According to the National Cancer Institute, there are an average of 140,000 new cases of colon and rectal cancer in the United States each year. Typical symptoms include blood in the stool, cramping, constant diarrhea or chronic constipation. "Readers Digest" published a list today of 3 symptoms lesser known signs, that may indicate the presence of cancer in the colon or rectum. These are signs that you may not necessarily pay attention to, or pass off as something other than cancer. Paying attention to your body and notifying your health care provider if you should observe you are dealing with one of more of these symptoms may just save your life.

Shortness of breath

Most people consider breathing issues to be related to respiratory issues, such as a cold, flu, bronchitis, or asthma. Shortness of breath may also possibly be a sign of Colorectal Cancer. If you find it harder to breathe, please see your medical practitioner, so you can find out the root of what is going on.

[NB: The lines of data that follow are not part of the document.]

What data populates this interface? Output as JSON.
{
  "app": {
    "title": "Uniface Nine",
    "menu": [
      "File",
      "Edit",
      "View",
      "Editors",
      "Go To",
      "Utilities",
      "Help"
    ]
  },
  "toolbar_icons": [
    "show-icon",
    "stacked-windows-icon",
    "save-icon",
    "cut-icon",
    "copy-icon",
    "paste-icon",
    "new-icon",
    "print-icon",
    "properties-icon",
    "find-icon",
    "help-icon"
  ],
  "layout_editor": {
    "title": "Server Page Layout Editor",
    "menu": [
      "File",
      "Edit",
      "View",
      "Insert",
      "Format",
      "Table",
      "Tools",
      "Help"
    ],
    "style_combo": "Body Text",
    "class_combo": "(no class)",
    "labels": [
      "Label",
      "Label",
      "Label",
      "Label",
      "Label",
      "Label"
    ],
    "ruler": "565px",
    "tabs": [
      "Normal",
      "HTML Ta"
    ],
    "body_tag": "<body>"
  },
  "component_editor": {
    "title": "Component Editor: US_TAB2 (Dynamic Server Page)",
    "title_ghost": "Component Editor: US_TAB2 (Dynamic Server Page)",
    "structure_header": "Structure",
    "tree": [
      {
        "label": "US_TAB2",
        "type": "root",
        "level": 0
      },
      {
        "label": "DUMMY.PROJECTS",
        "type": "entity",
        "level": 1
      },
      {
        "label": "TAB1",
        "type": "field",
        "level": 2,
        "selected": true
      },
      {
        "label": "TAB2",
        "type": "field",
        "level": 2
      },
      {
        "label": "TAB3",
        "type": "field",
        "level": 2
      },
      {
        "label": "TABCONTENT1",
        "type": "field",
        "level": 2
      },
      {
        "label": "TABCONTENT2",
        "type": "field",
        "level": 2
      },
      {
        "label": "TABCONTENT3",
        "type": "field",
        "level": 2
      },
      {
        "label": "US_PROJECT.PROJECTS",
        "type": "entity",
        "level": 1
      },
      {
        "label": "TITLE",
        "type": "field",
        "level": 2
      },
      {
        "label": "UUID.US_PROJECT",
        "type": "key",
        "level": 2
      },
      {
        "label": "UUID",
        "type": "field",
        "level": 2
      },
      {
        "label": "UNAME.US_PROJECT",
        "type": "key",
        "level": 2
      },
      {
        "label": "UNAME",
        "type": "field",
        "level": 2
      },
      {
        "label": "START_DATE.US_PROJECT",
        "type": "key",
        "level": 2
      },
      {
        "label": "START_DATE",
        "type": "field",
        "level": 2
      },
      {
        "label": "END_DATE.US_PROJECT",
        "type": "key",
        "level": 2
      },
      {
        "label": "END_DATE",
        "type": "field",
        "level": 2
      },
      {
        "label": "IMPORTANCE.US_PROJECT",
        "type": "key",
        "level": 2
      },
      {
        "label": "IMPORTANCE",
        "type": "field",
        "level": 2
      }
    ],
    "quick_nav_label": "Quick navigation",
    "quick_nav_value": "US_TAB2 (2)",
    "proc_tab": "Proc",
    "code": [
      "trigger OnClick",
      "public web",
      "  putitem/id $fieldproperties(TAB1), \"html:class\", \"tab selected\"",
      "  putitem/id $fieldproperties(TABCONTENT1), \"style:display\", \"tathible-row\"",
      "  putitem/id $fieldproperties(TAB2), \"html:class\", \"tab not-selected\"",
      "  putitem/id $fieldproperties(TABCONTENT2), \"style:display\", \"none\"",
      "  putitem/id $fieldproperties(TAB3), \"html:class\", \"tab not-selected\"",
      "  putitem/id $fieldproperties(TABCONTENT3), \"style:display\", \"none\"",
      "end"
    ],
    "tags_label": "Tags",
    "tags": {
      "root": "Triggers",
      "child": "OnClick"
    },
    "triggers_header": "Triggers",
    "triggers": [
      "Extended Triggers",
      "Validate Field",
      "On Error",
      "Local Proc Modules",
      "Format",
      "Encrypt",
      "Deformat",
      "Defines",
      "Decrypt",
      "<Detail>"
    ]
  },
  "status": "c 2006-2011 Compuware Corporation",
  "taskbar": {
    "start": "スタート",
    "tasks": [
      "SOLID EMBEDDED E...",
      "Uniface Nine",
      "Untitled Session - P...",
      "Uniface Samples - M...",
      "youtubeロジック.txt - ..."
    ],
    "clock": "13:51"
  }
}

Feeling weak, dizzy or light headed

Should you notice that you are feeling dizzy, weak or light headed, on a regular basis, it may be more than standing up suddenly, drinking too much, or missing a meal. This too could indicate the presence of cancer in your colon, or rectum.

A skinny stool.

Any significant changes in bowel habits that do not go away should be suspect. Stools that are thin should be a red flag.

Again should you notice this or any other significant change, in your bowels, please get checked out by a professional.

Keeping a check on things

According to the Mayo Clinic, the risk of colon cancer increases as we age. There ae 140,000 new cases of colon or rectal cancer each year in the United States. Of those diagnosed, about 93% are over the age of 50.

This is why the recommended age for beginning colorectal cancer screening is recommended to begin at age 50. Risk factors include obesity, smoking, a history of colon cancer in your family, and a sedentary lifestyle. Crohn's disease, a history of polyps or other issues that continually inflame the bowels may also increase risk.

Colorectal cancer is detected by a colonoscopy, which is pretty invasive. If however, you are not at high risk or experiencing any symptoms, your health care provider may suggest a pre-screening. This consists of a kit that you take home. You obtain your stool sample and mail it in. If everything is ok, there will be no need for a full colonoscopy.